Se solo potessi scioglierla da quel vincolo, da quella condizione gregaria di vestale…
Vorrei farne, magari, qualcosa di bello. E, talvolta, ci provo, e muovo le braccia,
tracciando linee e cerchi, disegnando il muro o il suolo come un artista di strada.
Ma come m’arresto… lei si ferma,
inguaribilmente fedele.
Mi domando se potrei risarcirla. E, a volte, la conduco negli orti, lasciandola macerare tra erbe aromatiche,
per riportarmela via in uno sciame odoroso,
circonfusa di menta e di timo.
Peccato che presto svanisca…
Mi piacerebbe colorarla, la mia ombra. Per lei sceglierei scatole di pastelli o pennelli intrisi di luce e di nebbia.

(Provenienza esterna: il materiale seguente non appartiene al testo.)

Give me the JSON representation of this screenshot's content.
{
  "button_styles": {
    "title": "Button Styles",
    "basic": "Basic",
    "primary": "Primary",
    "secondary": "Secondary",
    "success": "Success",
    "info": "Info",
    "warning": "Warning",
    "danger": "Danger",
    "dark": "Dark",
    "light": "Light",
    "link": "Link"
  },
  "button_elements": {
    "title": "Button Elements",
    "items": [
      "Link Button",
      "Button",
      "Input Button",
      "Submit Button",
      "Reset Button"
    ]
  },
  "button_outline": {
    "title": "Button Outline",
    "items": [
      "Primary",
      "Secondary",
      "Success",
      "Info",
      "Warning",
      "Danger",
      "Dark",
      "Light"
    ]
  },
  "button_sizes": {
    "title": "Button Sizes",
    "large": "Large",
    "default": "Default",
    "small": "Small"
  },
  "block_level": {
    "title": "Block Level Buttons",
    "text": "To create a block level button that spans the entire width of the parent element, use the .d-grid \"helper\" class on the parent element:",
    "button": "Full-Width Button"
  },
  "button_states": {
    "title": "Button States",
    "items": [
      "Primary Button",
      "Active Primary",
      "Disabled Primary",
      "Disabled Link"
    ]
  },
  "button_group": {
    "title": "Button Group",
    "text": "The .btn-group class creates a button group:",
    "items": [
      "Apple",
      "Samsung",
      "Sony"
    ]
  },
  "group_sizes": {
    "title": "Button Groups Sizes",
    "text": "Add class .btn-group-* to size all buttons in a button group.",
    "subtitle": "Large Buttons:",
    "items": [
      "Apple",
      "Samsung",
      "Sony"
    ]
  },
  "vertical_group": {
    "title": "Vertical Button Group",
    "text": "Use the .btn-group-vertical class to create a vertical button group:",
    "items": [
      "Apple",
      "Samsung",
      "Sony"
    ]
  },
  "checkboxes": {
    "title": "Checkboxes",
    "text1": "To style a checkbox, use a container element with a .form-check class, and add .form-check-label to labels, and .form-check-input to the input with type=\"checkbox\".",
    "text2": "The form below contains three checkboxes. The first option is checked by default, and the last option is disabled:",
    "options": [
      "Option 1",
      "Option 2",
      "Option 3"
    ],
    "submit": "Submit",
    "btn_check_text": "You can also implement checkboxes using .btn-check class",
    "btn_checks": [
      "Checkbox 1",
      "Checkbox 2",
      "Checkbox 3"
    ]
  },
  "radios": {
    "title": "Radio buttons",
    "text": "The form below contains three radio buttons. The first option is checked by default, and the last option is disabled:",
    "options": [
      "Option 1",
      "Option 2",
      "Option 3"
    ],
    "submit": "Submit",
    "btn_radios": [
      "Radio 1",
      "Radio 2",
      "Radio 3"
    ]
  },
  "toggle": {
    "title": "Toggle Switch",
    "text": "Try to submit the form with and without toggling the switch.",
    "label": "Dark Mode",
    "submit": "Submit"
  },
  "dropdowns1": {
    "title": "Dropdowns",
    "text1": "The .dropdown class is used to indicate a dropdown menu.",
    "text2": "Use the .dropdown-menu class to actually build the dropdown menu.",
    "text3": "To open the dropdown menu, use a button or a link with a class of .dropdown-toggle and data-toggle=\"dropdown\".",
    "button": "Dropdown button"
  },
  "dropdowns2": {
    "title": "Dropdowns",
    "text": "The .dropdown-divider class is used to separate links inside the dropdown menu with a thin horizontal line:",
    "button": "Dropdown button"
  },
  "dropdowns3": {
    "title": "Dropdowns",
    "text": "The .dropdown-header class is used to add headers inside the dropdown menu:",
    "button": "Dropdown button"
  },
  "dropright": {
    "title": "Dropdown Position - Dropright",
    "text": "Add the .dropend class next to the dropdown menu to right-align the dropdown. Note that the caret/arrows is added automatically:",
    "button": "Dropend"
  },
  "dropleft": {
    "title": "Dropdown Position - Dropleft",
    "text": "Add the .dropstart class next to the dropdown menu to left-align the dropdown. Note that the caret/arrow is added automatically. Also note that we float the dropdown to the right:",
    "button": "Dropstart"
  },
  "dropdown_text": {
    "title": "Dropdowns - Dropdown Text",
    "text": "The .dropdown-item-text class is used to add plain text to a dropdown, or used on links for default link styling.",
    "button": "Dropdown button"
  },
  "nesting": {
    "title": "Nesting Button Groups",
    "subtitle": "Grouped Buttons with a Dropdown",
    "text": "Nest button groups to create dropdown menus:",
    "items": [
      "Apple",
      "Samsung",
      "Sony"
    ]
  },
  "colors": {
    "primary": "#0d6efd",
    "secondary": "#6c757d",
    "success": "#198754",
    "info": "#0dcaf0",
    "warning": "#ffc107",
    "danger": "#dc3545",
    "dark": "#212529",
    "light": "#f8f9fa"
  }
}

Se per sua natura dev’essere buia, che abbia almeno tutte le sfumature d’una notte che non escluda le fiamme fredde di un’aurora boreale, il rossore che preannuncia la neve, il pulsare d’una manciata di lucciole.
E poi immagino di renderle, finalmente, la sua leggerezza…
Sollevandola dal suolo come una figurina di carta,
un origami da tenere un istante tra le dita, prima che una brezza, soave come quei venti dal nome di passito, se lo porti via.
O le direi “sciò sciò″, ma con allegria. E resterai a seguirla con il naso all’insù,
mentre sfiora il cotto degli embrici, come un’ala di colombo,
finalmente padrona della vertigine e della saggezza delle sommità.
Si dice che vedere dall’alto sia la giusta distanza.
Se è così, vorrei che la mia ombra riuscisse a ridere della nuca delle statue sulle cupole e di tutta la bellezza che al di sotto ci sgomenta.
E solo allora sarebbe in grado di ardire all’indaco crepitante dei temporali,
che rabbuiano il mosaico dei campi, arruffano il crine di schiuma dei cammelli marini.
Ma prima o poi dovrebbe atterrare. E sporcarsi un po’ in una pozzanghera, scottarsi insieme alle lucertole sulle pietre.
Se davvero potessi darle libertà, vorrei che attraversasse quello spazio inconoscibile e saturo di sapienza che c’è tra le ombre e le cose.
Come le rovine e i ceppi, ch’erano state palazzi o querce imponenti e avevano entrambi riflessi che ingigantivano al tramonto e che ora rattrappiscono tra ortiche vittoriose.
E vorrei che visitasse tutti quei luoghi eternamente morenti dove albergano, come fossili solenni, verità sublimi e spietate che hanno età di secoli e ci illuminano in un lampo.
Non mi dispiacerebbe, certo, che ogni tanto la mia ombra tornasse, risonante di tutte le piogge della terra, di ottoni sfavillanti, di fragori di ghiacciai e di risate.
Me la immagino ebbra e infangata, graffiata dalla ruvidezza del mondo e dalla sua poesia,
strofinarmi addosso odori speziati che non conosco e che non potrei più dimenticare.
Vorrei riaverla accanto, ma regina della sua leggerezza.
E mi basterebbe un soffio per sospingerla via.